Addiction can be understood as a substitute for affect and emotion regulation. Emotional dysregulation may begin in early childhood with a development of insecure child-parent attachment bonds. An infant’s survival and sound development depends on secure love and save attachment to their parents, or primary carers. Absence, or disruption, of secure love and nurture may be substituted with other ‘feel good’ survival mechanisms in later life.

THE DEVELOPING BRAIN AND SEX ADDICTION

Brain development in humans is said to reach full maturity around the age of 25 years. (Research Prof Jay Giedd, National Institute Of Mental Health NIMH, USA). It is easy to understand that the immature brain of a child is not capable to process adult sexual concepts without negative consequences to their development.

The mature executive part of the brain, the frontal lobes, put ‘brakes’ on impulses, estimates situations, and assesses a rational response to emotional stimuli.
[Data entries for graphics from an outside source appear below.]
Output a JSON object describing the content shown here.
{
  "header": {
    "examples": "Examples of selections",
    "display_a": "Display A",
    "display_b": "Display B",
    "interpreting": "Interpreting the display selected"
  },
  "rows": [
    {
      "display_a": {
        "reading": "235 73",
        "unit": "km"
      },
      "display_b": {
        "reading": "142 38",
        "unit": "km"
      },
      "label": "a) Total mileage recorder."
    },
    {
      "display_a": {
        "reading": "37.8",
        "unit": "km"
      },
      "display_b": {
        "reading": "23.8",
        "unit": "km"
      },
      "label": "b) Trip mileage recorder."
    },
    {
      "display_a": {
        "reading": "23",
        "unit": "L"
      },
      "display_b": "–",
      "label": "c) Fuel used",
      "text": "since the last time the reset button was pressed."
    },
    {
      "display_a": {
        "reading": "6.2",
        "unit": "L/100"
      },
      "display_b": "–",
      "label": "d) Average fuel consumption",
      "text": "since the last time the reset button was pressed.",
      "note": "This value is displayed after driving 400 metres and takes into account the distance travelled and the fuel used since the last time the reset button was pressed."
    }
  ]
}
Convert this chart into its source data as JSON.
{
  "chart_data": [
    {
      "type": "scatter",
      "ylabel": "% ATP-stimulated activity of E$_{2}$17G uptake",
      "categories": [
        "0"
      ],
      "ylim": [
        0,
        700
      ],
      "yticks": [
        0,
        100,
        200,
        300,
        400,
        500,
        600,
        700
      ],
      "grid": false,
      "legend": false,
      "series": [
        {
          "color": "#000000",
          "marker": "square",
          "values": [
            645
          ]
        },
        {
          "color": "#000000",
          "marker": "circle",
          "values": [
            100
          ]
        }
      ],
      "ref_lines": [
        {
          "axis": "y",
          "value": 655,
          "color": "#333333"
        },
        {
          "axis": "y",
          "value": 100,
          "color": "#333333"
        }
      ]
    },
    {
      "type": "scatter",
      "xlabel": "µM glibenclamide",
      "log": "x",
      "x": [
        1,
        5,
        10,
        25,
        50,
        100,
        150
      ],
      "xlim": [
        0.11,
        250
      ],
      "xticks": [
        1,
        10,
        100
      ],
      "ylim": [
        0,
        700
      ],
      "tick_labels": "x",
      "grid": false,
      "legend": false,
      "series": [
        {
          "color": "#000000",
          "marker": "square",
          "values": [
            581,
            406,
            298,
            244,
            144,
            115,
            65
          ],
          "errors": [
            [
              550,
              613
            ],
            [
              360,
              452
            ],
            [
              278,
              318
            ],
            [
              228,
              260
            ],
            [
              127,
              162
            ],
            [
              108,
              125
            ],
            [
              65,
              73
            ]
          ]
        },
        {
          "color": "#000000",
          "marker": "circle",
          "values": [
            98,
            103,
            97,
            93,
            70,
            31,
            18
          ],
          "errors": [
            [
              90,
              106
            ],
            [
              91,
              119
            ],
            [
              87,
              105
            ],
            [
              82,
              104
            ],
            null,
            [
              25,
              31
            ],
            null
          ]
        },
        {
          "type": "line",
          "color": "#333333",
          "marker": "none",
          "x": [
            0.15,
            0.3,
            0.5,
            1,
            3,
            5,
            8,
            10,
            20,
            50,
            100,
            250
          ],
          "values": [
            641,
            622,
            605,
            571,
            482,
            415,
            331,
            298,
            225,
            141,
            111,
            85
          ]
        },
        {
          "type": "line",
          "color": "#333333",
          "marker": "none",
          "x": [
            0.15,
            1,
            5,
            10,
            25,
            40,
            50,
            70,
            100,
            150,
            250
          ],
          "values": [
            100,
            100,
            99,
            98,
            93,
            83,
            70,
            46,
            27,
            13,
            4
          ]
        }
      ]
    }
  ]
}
These systems are immature in childhood.

Children, who are exposed to pornography and/or to other aspects of adult sexuality, are unable to size up the situation correctly, and therefore cannot assess a rational emotional response.

As a result of either, a single event, or repeated and continued exposure to adult sexual concepts, including pornography, children are vulnerable to suffer damaging consequences to their emotional, psychological, and social development. Common manifestations in adulthood are evident in a lack of impulse control, expressions of inadequate sexual or social behaviours, low self esteem, difficulty trusting others, over-or-under attachment or avoidance of intimate relationships, love addiction, love avoidance, sex addiction.